CHRISTOPHE SAMARSKY & CORSO

christophe samarsky et corsoEntretien croisé.

Nous avons publié il y a peu de temps la chronique d’Animals, paru chez L’Orpailleur, roman de Christophe Samarsky, se déroulant au Japon, roman labyrinthique, cryptique, un peu geek sur les bords, un peu onirique. Nous avons aussi découvert sa patte à travers son groupe, Corso, qui mêle, de façon tout aussi personnelle, les influences (rock, post punk, ambient) et les couleurs. Il nous apparaissait dès lors qu’une conversation s’imposait, pour tenter de comprendre un peu mieux l’univers de cet auteur particulier.

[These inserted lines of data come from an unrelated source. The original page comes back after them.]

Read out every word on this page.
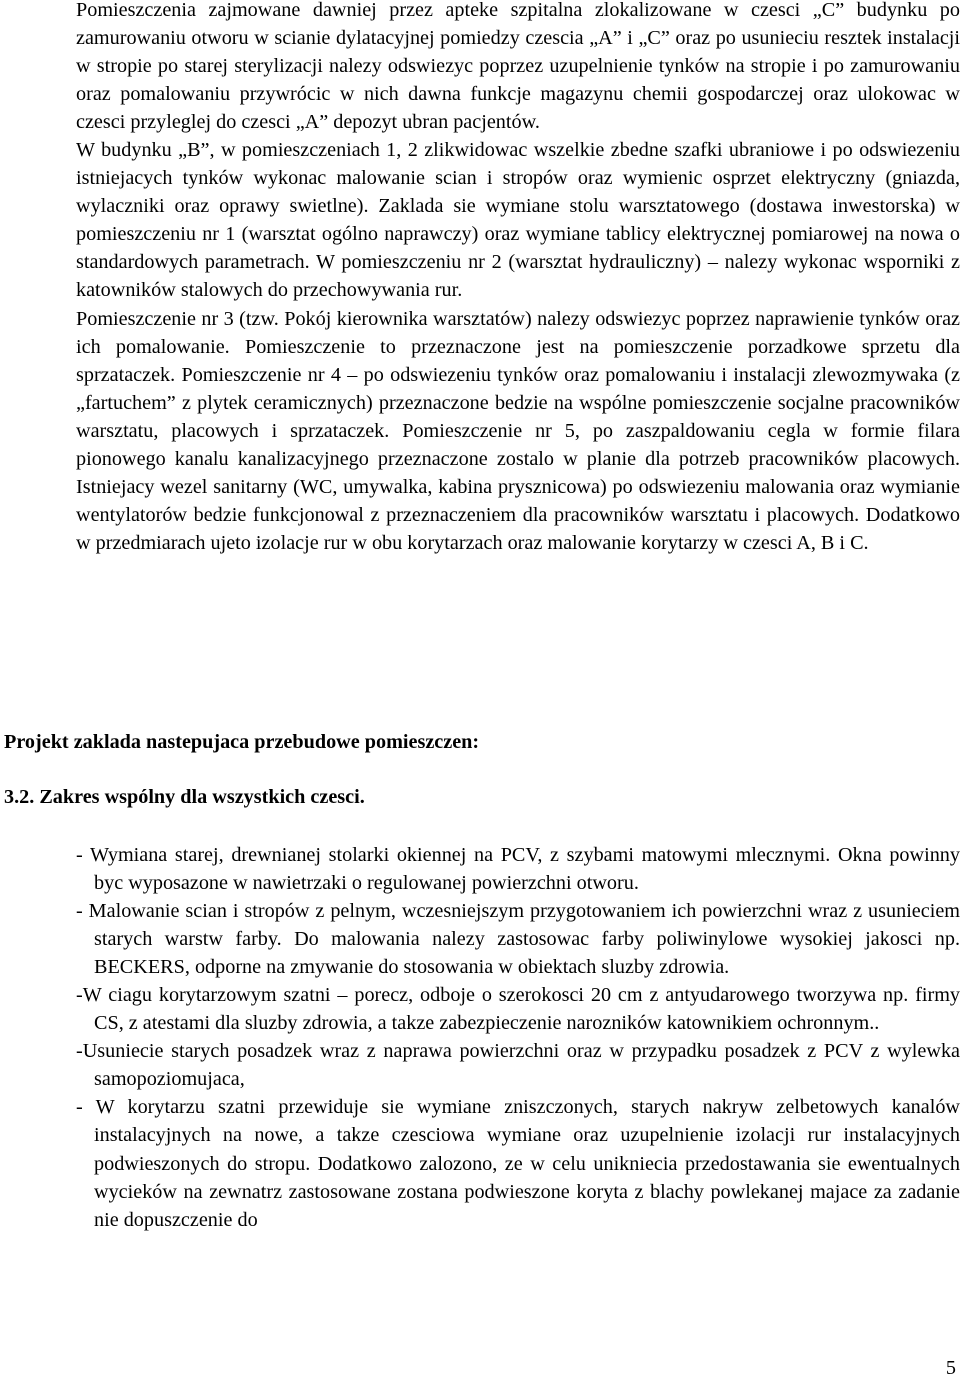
Pomieszczenia zajmowane dawniej przez apteke szpitalna zlokalizowane w czesci „C” budynku po zamurowaniu otworu w scianie dylatacyjnej pomiedzy czescia „A” i „C” oraz po usunieciu resztek instalacji w stropie po starej sterylizacji nalezy odswiezyc poprzez uzupelnienie tynków na stropie i po zamurowaniu oraz pomalowaniu przywrócic w nich dawna funkcje magazynu chemii gospodarczej oraz ulokowac w czesci przyleglej do czesci „A” depozyt ubran pacjentów.
W budynku „B”, w pomieszczeniach 1, 2 zlikwidowac wszelkie zbedne szafki ubraniowe i po odswiezeniu istniejacych tynków wykonac malowanie scian i stropów oraz wymienic osprzet elektryczny (gniazda, wylaczniki oraz oprawy swietlne). Zaklada sie wymiane stolu warsztatowego (dostawa inwestorska) w pomieszczeniu nr 1 (warsztat ogólno naprawczy) oraz wymiane tablicy elektrycznej pomiarowej na nowa o standardowych parametrach. W pomieszczeniu nr 2 (warsztat hydrauliczny) – nalezy wykonac wsporniki z katowników stalowych do przechowywania rur.
Pomieszczenie nr 3 (tzw. Pokój kierownika warsztatów) nalezy odswiezyc poprzez naprawienie tynków oraz ich pomalowanie. Pomieszczenie to przeznaczone jest na pomieszczenie porzadkowe sprzetu dla sprzataczek. Pomieszczenie nr 4 – po odswiezeniu tynków oraz pomalowaniu i instalacji zlewozmywaka (z „fartuchem” z plytek ceramicznych) przeznaczone bedzie na wspólne pomieszczenie socjalne pracowników warsztatu, placowych i sprzataczek. Pomieszczenie nr 5, po zaszpaldowaniu cegla w formie filara pionowego kanalu kanalizacyjnego przeznaczone zostalo w planie dla potrzeb pracowników placowych. Istniejacy wezel sanitarny (WC, umywalka, kabina prysznicowa) po odswiezeniu malowania oraz wymianie wentylatorów bedzie funkcjonowal z przeznaczeniem dla pracowników warsztatu i placowych. Dodatkowo w przedmiarach ujeto izolacje rur w obu korytarzach oraz malowanie korytarzy w czesci A, B i C.
Projekt zaklada nastepujaca przebudowe pomieszczen:
3.2. Zakres wspólny dla wszystkich czesci.
- Wymiana starej, drewnianej stolarki okiennej na PCV, z szybami matowymi mlecznymi. Okna powinny byc wyposazone w nawietrzaki o regulowanej powierzchni otworu.
- Malowanie scian i stropów z pelnym, wczesniejszym przygotowaniem ich powierzchni wraz z usunieciem starych warstw farby. Do malowania nalezy zastosowac farby poliwinylowe wysokiej jakosci np. BECKERS, odporne na zmywanie do stosowania w obiektach sluzby zdrowia.
-W ciagu korytarzowym szatni – porecz, odboje o szerokosci 20 cm z antyudarowego tworzywa np. firmy CS, z atestami dla sluzby zdrowia, a takze zabezpieczenie narozników katownikiem ochronnym..
-Usuniecie starych posadzek wraz z naprawa powierzchni oraz w przypadku posadzek z PCV z wylewka samopoziomujaca,
- W korytarzu szatni przewiduje sie wymiane zniszczonych, starych nakryw zelbetowych kanalów instalacyjnych na nowe, a takze czesciowa wymiane oraz uzupelnienie izolacji rur instalacyjnych podwieszonych do stropu. Dodatkowo zalozono, ze w celu unikniecia przedostawania sie ewentualnych wycieków na zewnatrz zastosowane zostana podwieszone koryta z blachy powlekanej majace za zadanie nie dopuszczenie do
5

Quand un artiste s’exprime à travers deux arts, la littérature et la musique dans le cas présent, il paraît évident que des ponts seront bâtis entre les deux, que s’entremêleront les connexions, jusqu’à brouiller les repères qui au préalable semblaient fixés au sol et indéboulonnables. Pourtant, rien n’est moins sûr, et le langage permet de détricoter tout un système, de l’éclairer sous des angles inédits.

C’est ainsi que notre conversation nous mena de la littérature au monde des jeux vidéo, de la musique à la peinture, pour terminer par un soupçon de philosophie.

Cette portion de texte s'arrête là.